Страница 18 из 27
Отправила тару на подвижную платформу и стала ждать. Когда приёмная ниша закрылась, распахнулась другая, и монотонный голос велел:
– Поднесите идентификатор к внутреннему сканеру.
Я просунула руку в отсвечивающую белым нишу. Серебристый цилиндр засветился красным, а электронный голос громче обычного произнёс:
– Вы утратили рейтинг гражданского доверия. Статус «обнулённая». Ваш кредит лояльности заблокирован. Доступ к системе жизнеобеспечения заблокирован. Отойдите от терминала. В доступе отказано.
– Заблокирован, – прошептала я, убирая руку из ниши. – Выходит, это правда. Родителей больше нет.
Внутри меня всё сжалось.
«Это надо принять… Принять… Но как?»
Я отошла от пайкомата и, спотыкаясь, побрела домой. Надо набрать воды, если ту ещё не отключили.
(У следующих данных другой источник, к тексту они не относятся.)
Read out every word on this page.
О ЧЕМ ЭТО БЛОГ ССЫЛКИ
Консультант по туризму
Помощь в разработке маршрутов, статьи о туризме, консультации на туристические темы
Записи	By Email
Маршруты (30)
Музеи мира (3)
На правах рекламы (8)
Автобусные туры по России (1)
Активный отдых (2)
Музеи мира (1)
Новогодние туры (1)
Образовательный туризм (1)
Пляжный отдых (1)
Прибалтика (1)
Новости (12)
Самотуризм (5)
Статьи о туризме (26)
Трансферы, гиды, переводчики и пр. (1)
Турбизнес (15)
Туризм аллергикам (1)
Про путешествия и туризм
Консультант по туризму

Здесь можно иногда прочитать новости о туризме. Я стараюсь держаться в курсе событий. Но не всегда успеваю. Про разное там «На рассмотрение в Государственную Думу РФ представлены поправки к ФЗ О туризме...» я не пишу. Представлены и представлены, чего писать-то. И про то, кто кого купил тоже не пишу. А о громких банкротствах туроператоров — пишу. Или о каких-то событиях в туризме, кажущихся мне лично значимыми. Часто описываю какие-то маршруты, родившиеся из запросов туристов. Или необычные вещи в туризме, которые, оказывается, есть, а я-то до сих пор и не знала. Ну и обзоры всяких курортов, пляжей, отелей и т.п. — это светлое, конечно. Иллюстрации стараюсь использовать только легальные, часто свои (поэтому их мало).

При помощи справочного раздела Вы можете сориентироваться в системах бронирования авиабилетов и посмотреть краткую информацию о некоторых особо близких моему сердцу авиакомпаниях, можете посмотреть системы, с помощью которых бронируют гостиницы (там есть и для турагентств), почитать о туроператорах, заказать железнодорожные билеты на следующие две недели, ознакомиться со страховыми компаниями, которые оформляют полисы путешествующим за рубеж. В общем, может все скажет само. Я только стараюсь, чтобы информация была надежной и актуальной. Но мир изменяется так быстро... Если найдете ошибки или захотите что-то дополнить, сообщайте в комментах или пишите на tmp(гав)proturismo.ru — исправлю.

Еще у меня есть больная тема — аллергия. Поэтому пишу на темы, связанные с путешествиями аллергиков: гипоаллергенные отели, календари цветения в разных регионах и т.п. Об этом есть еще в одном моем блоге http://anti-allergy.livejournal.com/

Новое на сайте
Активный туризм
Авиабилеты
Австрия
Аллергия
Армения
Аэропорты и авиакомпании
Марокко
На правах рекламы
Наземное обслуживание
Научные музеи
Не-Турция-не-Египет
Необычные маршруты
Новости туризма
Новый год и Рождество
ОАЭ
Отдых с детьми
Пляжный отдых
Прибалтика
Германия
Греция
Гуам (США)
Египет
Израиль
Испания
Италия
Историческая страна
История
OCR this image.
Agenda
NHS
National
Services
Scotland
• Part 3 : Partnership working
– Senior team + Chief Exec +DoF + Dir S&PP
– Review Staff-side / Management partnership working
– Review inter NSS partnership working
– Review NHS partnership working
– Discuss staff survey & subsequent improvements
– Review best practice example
На моё счастье, вода в кране была. Я успела наполнить двенадцати литровый бак, чайник и пару пластиковых бутылок, прежде чем услышала резкий, давящий на голову звуковой сигнал.
— Ай! – вырвалось у меня.
Кран зарычал и пересох. Свет вспыхнул, напоследок озарив собой дом, и погас. Видеостена моргнула, щёлкнула и выключилась.
Тишина…
Такой оглушительной тишины я не помню с итоговых тестов в университете. Мы сидели в индивидуальных шумопоглощающих кабинках, словно в вакууме. Вот и теперь – никаких сторонних звуков. Так тихо, что слышу стук сердца.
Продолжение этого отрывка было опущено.